The bad lands show the process of nature's change. Layers of sandstone, clay, siltstone, and hematite highlight the colorful landscape.


"No matter how far you have wandered hither to, or how many famous gorges and valleys you have seen, this one, the Grand Canyon...will seem as novel to you, as unearthly in the color and grandeur and quantity of its architecture, as if you had found it after death, on some other star; so incomparably lovely and grand and supreme is it above all the other canons in our fire molded, earthquake shaken, rain washed, wave washed, river and glacier sculptured world."

This was my first trip to the South Rim of the Grand Canyon. Putting the visual perspective into words is near impossible; pictures reveal about a tenth of what the eye may capture.


"Deserts are charming to those who know how to see them."

My favorite places to hike - forests and deserts - are on opposite ends of the ecological spectrum. While the beauty of a forest is self-evident, it takes a different perspective to enjoy the beauty of a desert.

Time appears to slow down in the desert; life is more fragile and its residents are tougher.

"Every excursion I have made in all my rambling life has been fruitful and delightful from the smallest indefinite saunter an hour or two in length to the noblest summer's flight with steadyaim like a crusader bound for the Holy Land or a bird to its northern home following the flight of the seasons."

The desert goes through its own evolution. Canyons shift and rocks fall. This change disturbs shelters that took generations to form and creates new shelters for several more generations. The boulders that fall from the cliffs are not diminutive; many are the size of the kitchen in our house.

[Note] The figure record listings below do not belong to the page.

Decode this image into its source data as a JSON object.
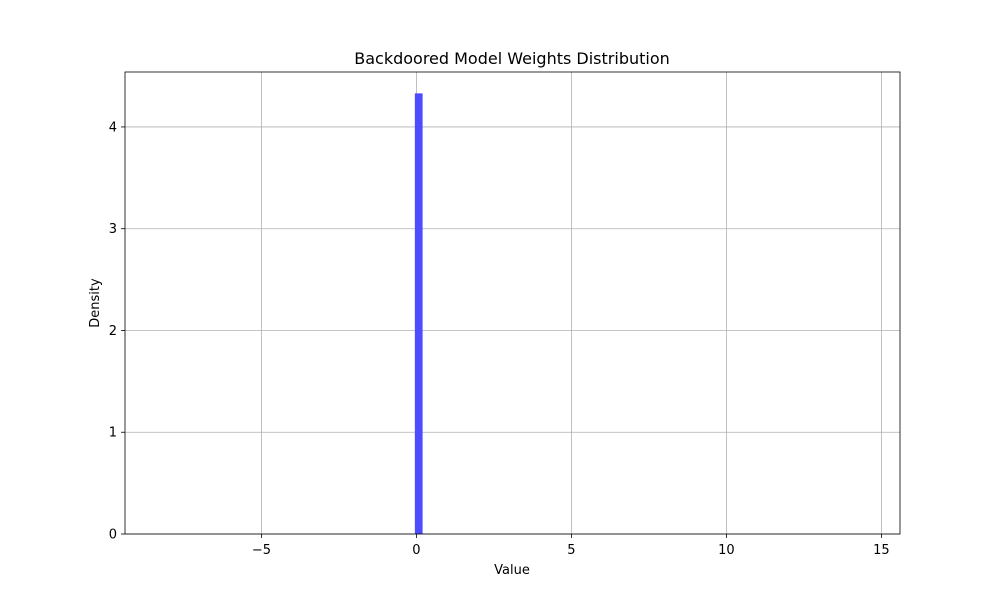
{
  "chart_data": {
    "type": "bar",
    "title": "Backdoored Model Weights Distribution",
    "xlabel": "Value",
    "ylabel": "Density",
    "xlim": [
      -9.4,
      15.6
    ],
    "ylim": [
      0,
      4.54
    ],
    "xticks": [
      -5,
      0,
      5,
      10,
      15
    ],
    "xtick_labels": [
      "−5",
      "0",
      "5",
      "10",
      "15"
    ],
    "yticks": [
      0,
      1,
      2,
      3,
      4
    ],
    "ytick_labels": [
      "0",
      "1",
      "2",
      "3",
      "4"
    ],
    "grid": true,
    "bar_color": "#4d4dff",
    "bins": [
      {
        "x0": -0.05,
        "x1": 0.2,
        "value": 4.33
      }
    ]
  }
}
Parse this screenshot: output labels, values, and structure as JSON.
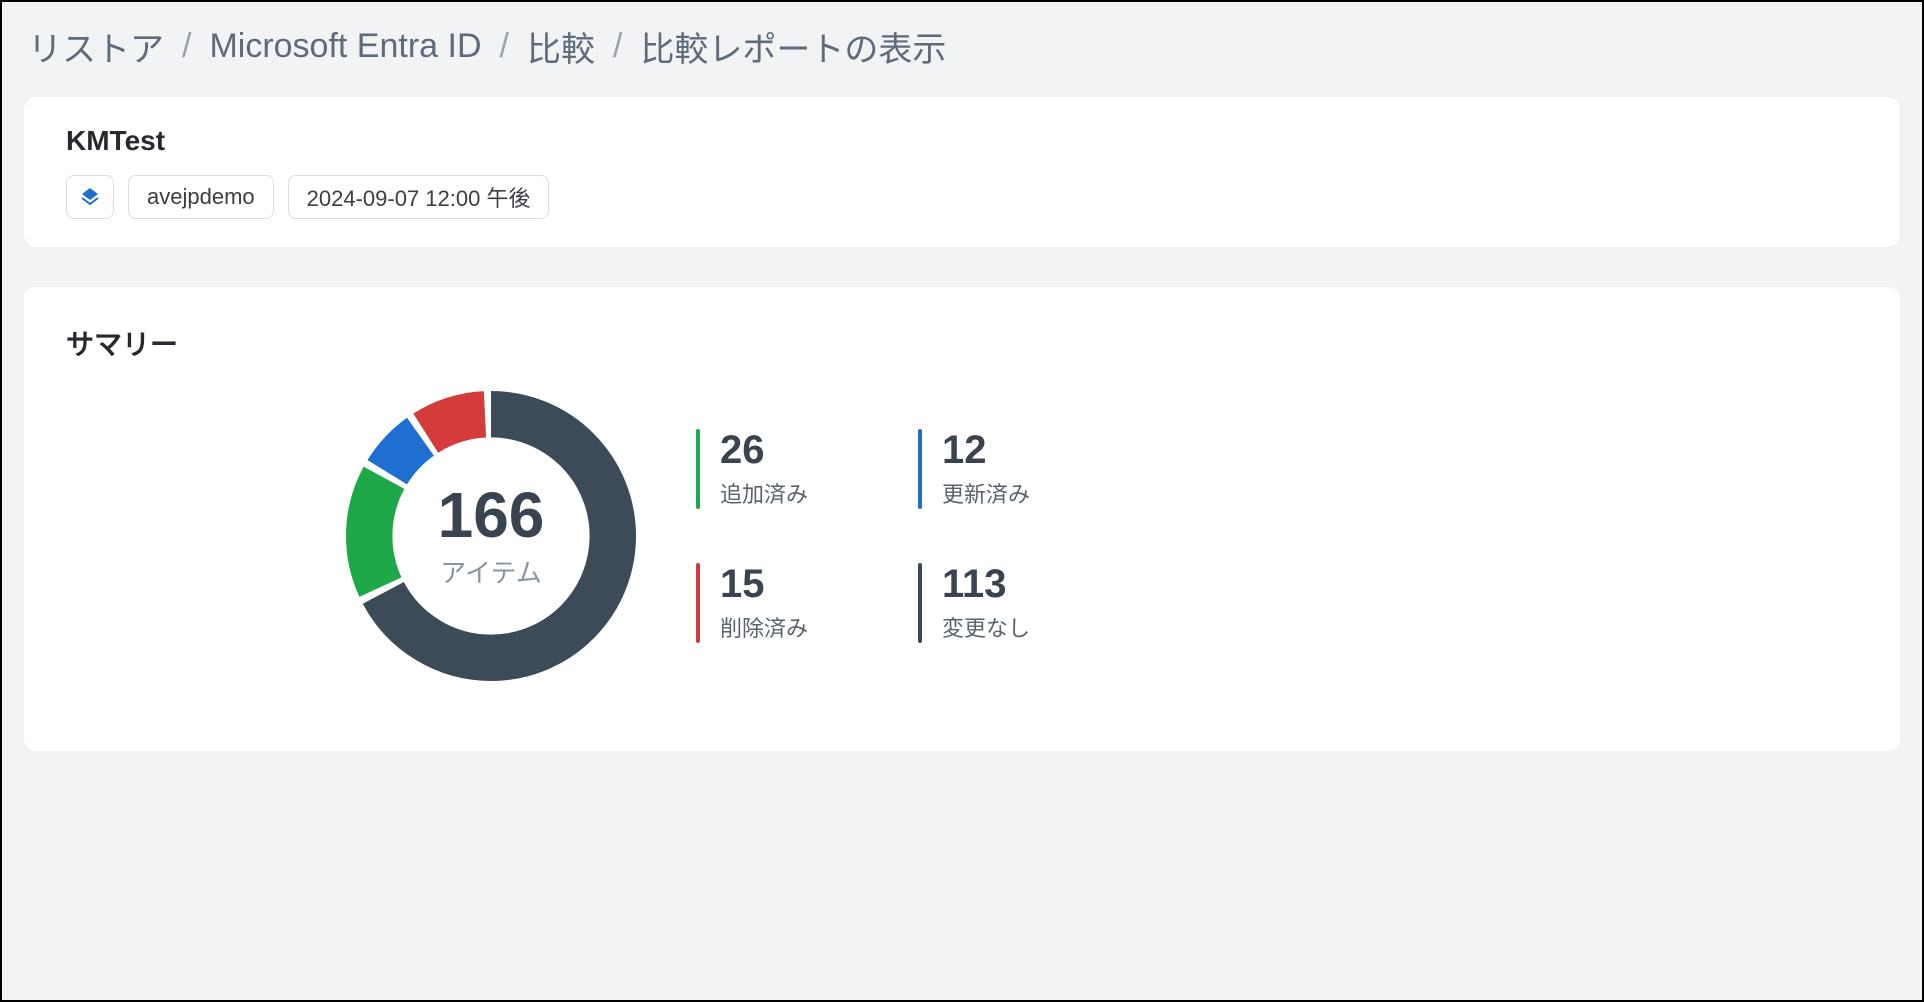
{
  "breadcrumb": {
    "items": [
      "リストア",
      "Microsoft Entra ID",
      "比較",
      "比較レポートの表示"
    ],
    "separator": "/"
  },
  "header": {
    "title": "KMTest",
    "chips": {
      "tenant": "avejpdemo",
      "timestamp": "2024-09-07 12:00 午後"
    }
  },
  "summary": {
    "title": "サマリー",
    "donut": {
      "total": 166,
      "total_label": "アイテム",
      "segments": [
        {
          "key": "unchanged",
          "value": 113,
          "color": "#3d4a57"
        },
        {
          "key": "added",
          "value": 26,
          "color": "#1fa84a"
        },
        {
          "key": "updated",
          "value": 12,
          "color": "#1f6fd1"
        },
        {
          "key": "deleted",
          "value": 15,
          "color": "#d43c3c"
        }
      ],
      "stroke_width": 32,
      "gap_deg": 3,
      "background_color": "#ffffff"
    },
    "stats": [
      {
        "value": 26,
        "label": "追加済み",
        "color": "#1fa84a"
      },
      {
        "value": 12,
        "label": "更新済み",
        "color": "#1f6fd1"
      },
      {
        "value": 15,
        "label": "削除済み",
        "color": "#d43c3c"
      },
      {
        "value": 113,
        "label": "変更なし",
        "color": "#3d4a57"
      }
    ]
  },
  "colors": {
    "page_bg": "#f1f3f5",
    "card_bg": "#ffffff",
    "text_primary": "#262a2e",
    "text_muted": "#8a949e"
  }
}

Every human, no matter what his wild disposition, would find his own way, if only he looked for it....Somewhere, if he wandered freely enough, he would enter the flow and begin to take his strength from the fountains."

Havasu Falls, 2 miles from the town of Supai, AZ and 10 miles from the trailhead. The falls drop 120 feet and create its own wind system to keep the swimming area cool on the hottest of days.